Un buen y enigmático colega, a veces indescifrable, me sugiere que cultive la sana evasión a través de ciertos libros. Nada de novelones históricos. Nada de tiempos entre costuras, parches o remiendos. Me habla de la evasión interior, cuando uno abre puertas desde dentro con lo que lee y vuelve a los interrogantes aún no despejados desde que el hombre empezó a desconfiar de la armonía celeste. Por ejemplo, ¿existe Dios?
Me he acordado de este curioso amigo al leer El enigma de Dios. De la fe a la incertidumbre, del veterano periodista Pedro G. Cuartango. Hay libros profundos que son para el verano (si por verano seguimos considerando la impugnación del sentido ordinario del tiempo). Yo lo he leído en un salón a oscuras, bajo las aspas de un ventilador de techo y un animal sintiente, mi perro, a los pies. El libro de Cuartango, a quien tanto suelo leer en sus columnas, merecería una clásica pero no tópica lectura frente al mar, mientras se insinúa el crepúsculo. Sobre todo ahora, en días lánguidos, cuando la luz de las tardes de agosto va decreciendo a medida que anochece discretamente algo más pronto, a semejanza de la edad de uno, cuando también se va columbrando el nadir de la vida. Es de hecho lo que le ocurre al propio autor. A las puertas de la vejez aún duda sobre si existe Dios o si tras la muerte sólo hay el absoluto de la nada.
Si Dios pudiera existir es también porque los que han perdido la fe con los años siguen hoy alumbrando la única certeza posible: la incertidumbre. El también filósofo por formación perdió la fe tras una infancia piadosa, educada en el entorno provinciano de la muy ferroviaria Miranda de Ebro. Vivió la niñez bajo el catolicismo ambiental de una familia de su tiempo. El franquismo imponía su capa de grises a la vida española, pero el misterio de Dios, como sugiere el autor en clave personal, buscaba su propio camino indescifrable al margen de los rigores del nacionalcatolicismo.
¿Existe Dios? Tal vez no haya nada tras la muerte. Igual que no podemos probar con absoluta certeza que la nada sea lo único cierto toda vez que hayamos cruzado el umbral hacia el insondable vacío. Dice Cuartango que ateos y creyentes se parecen. Ambos son maximalistas en la fe y en la increencia de que exista un supremo hacedor. Se declara agnóstico. Por eso duda de que exista Dios precisamente porque podría existir. Aparte de los pucheros teresianos, Dios habita en los intersticios. Y no hay fe verdadera si no entra la duda por la resquebrajadura.

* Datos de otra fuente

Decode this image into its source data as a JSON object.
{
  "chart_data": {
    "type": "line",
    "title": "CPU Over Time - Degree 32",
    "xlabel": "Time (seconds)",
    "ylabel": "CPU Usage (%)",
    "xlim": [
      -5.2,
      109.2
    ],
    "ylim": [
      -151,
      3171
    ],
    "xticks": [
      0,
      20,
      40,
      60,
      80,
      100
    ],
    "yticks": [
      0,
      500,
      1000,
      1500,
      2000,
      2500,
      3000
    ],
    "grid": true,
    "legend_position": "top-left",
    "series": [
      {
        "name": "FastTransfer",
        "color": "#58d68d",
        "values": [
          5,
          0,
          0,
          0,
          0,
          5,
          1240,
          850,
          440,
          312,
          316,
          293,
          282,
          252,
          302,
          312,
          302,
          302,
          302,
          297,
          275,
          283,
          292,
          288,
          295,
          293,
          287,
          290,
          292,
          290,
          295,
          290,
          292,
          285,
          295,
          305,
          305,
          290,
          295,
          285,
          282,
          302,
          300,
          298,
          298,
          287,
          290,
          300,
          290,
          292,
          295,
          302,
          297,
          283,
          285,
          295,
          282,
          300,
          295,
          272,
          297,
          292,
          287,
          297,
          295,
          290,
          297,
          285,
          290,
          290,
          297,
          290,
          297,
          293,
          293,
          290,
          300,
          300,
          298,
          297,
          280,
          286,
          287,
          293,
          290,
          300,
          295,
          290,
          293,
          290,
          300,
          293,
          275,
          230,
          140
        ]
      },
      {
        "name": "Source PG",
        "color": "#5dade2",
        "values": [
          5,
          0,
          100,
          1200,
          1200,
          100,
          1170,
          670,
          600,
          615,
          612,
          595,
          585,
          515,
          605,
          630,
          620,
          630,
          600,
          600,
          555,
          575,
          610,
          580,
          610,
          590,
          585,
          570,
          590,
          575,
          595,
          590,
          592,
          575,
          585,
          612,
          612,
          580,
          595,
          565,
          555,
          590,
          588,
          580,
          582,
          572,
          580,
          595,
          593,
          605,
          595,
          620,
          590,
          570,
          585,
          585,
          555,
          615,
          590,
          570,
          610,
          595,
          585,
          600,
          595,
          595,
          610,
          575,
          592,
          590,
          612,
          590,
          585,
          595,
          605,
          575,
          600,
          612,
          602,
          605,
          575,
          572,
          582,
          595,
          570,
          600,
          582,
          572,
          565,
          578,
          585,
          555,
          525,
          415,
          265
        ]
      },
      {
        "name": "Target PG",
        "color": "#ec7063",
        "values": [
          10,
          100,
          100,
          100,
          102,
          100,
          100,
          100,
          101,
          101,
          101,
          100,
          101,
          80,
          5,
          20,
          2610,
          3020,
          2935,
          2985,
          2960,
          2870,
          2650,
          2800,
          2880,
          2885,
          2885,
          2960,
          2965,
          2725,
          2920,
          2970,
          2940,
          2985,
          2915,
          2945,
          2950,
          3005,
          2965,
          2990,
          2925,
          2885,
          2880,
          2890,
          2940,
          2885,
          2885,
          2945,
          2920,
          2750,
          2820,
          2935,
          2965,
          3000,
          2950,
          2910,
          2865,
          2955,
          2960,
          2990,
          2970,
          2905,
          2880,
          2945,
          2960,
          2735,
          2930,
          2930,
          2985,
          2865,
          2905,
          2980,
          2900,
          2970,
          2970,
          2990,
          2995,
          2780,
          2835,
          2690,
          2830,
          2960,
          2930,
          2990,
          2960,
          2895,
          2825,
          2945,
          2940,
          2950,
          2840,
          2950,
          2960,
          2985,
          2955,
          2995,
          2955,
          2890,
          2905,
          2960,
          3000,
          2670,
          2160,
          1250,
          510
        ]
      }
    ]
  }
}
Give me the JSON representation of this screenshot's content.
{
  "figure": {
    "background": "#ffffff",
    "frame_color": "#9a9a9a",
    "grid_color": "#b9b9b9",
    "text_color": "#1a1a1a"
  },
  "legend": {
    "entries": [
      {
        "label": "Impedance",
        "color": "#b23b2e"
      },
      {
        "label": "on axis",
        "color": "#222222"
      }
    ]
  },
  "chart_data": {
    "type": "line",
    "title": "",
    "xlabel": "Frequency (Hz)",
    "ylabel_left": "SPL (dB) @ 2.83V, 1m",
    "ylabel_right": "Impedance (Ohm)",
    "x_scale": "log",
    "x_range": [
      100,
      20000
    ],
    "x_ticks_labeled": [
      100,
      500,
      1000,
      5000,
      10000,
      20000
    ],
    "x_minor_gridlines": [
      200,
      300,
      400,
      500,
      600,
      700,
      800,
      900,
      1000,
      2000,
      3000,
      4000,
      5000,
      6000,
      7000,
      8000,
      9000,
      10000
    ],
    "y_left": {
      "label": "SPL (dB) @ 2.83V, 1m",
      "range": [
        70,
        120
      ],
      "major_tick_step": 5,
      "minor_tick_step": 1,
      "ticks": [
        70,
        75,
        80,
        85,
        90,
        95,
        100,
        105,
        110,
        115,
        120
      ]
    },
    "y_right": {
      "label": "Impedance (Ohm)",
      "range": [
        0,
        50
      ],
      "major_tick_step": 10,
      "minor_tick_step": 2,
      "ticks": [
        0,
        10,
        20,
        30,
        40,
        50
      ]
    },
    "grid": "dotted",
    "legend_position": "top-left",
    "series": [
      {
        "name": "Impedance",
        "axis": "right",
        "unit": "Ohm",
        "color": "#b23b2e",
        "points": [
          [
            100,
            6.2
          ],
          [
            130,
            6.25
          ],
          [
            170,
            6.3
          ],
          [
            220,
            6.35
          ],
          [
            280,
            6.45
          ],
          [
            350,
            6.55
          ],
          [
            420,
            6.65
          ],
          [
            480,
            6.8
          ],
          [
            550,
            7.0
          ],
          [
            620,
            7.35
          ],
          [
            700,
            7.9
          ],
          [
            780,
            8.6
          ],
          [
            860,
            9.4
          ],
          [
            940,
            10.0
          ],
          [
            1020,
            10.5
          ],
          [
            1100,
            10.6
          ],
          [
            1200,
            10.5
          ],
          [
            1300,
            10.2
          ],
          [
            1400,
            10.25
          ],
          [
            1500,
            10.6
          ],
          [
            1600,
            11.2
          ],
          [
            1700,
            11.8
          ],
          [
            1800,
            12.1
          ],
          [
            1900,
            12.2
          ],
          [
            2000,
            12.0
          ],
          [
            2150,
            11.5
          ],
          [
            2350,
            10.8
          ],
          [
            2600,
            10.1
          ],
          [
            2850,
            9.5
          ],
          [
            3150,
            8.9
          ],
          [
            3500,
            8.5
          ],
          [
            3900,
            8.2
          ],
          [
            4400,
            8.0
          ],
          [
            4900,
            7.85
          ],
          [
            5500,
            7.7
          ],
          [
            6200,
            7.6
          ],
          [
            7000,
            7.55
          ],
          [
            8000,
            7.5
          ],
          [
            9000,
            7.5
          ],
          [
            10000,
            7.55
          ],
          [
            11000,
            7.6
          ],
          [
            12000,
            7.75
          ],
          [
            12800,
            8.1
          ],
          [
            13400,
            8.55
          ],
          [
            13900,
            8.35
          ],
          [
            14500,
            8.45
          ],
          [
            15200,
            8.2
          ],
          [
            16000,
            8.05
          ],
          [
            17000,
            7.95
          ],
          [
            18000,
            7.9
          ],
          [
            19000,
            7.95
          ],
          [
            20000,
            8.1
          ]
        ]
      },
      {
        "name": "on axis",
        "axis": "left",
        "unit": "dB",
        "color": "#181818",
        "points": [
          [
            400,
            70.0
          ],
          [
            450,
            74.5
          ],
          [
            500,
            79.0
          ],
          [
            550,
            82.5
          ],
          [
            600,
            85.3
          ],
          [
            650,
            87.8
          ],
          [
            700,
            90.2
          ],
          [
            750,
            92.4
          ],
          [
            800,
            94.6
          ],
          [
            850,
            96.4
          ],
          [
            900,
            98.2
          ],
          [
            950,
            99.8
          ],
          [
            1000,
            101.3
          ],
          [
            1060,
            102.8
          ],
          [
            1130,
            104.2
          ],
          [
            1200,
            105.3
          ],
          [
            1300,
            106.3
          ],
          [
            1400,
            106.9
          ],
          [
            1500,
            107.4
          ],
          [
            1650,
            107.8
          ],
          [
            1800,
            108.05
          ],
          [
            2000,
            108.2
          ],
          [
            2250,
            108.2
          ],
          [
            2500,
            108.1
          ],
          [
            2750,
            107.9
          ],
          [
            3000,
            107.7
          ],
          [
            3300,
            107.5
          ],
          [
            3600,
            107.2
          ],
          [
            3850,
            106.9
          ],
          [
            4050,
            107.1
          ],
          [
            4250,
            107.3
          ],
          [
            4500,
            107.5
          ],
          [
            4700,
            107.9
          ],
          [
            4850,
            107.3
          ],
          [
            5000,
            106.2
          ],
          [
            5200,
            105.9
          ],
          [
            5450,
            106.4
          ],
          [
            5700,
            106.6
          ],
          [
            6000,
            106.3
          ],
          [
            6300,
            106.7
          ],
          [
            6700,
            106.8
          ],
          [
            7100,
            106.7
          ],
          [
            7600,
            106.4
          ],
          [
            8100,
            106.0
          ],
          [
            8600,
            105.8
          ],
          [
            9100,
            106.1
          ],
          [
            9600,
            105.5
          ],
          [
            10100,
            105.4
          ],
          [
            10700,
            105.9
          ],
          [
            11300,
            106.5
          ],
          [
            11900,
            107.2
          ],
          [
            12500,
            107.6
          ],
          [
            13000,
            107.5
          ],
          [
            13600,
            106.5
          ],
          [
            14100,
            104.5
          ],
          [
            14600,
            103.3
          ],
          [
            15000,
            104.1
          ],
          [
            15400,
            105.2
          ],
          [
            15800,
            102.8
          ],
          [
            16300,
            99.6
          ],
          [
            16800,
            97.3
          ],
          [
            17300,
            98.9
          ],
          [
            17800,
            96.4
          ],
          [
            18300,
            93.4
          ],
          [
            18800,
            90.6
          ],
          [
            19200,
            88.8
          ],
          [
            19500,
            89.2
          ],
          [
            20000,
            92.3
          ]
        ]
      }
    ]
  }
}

Entre los recuerdos de Miranda de Ebro, la historia de la filosofía y las citas culturales en absoluto farragosas, Cuartango hace de la duda una suma de restas a través de un rico viaje existencial por el tiempo. Aunque agnóstico y proclive a no creer en la vida eterna, al final reconoce que tal vez, en el fondo, puede que siga siendo un “católico escéptico, ligado a los valores del humanismo cristiano”. Uno estaría de acuerdo con él en este punto, con su libro abierto y subrayado frente al mar allí donde el verano nos alcance.
“No existen verdades absolutas porque la conciencia es fruto de la historia en la que los individuos despliegan la existencia. Dios, el gran misterio, queda al margen de esta ecuación”. Con su ojo dentro, el Dios de los cristianos sigue siendo como el triángulo equilátero y trinitario con el que tantas veces ha sido representado, como aparece en la Cena de Emaús, el cuadro renacentista de Portormo. Ese ojo interior podría ser la mirada del Reino que, según el hijo aquel del carpintero, había llegado para habitarnos desde dentro. A veces el Jesús de los evangelios me recuerda al enigmático amigo del que hablaba yo al inicio.
Sartre, Spinoza, Leibniz, Heiddegger, San Agustín, Kant, Albert Camus, Platón, Nietzsche, Pascal, Montaigne… El enigma de Dios, sin olvido del gran cine, la literatura y la música (y hasta el fútbol, con su olor espiritual a camaradería y linimento), es todo un vademécum de cultura rica y abarcadora en torno a la duda de partida. ¿Existe Dios? Disfruten del crepúsculo sobre el mar de agosto.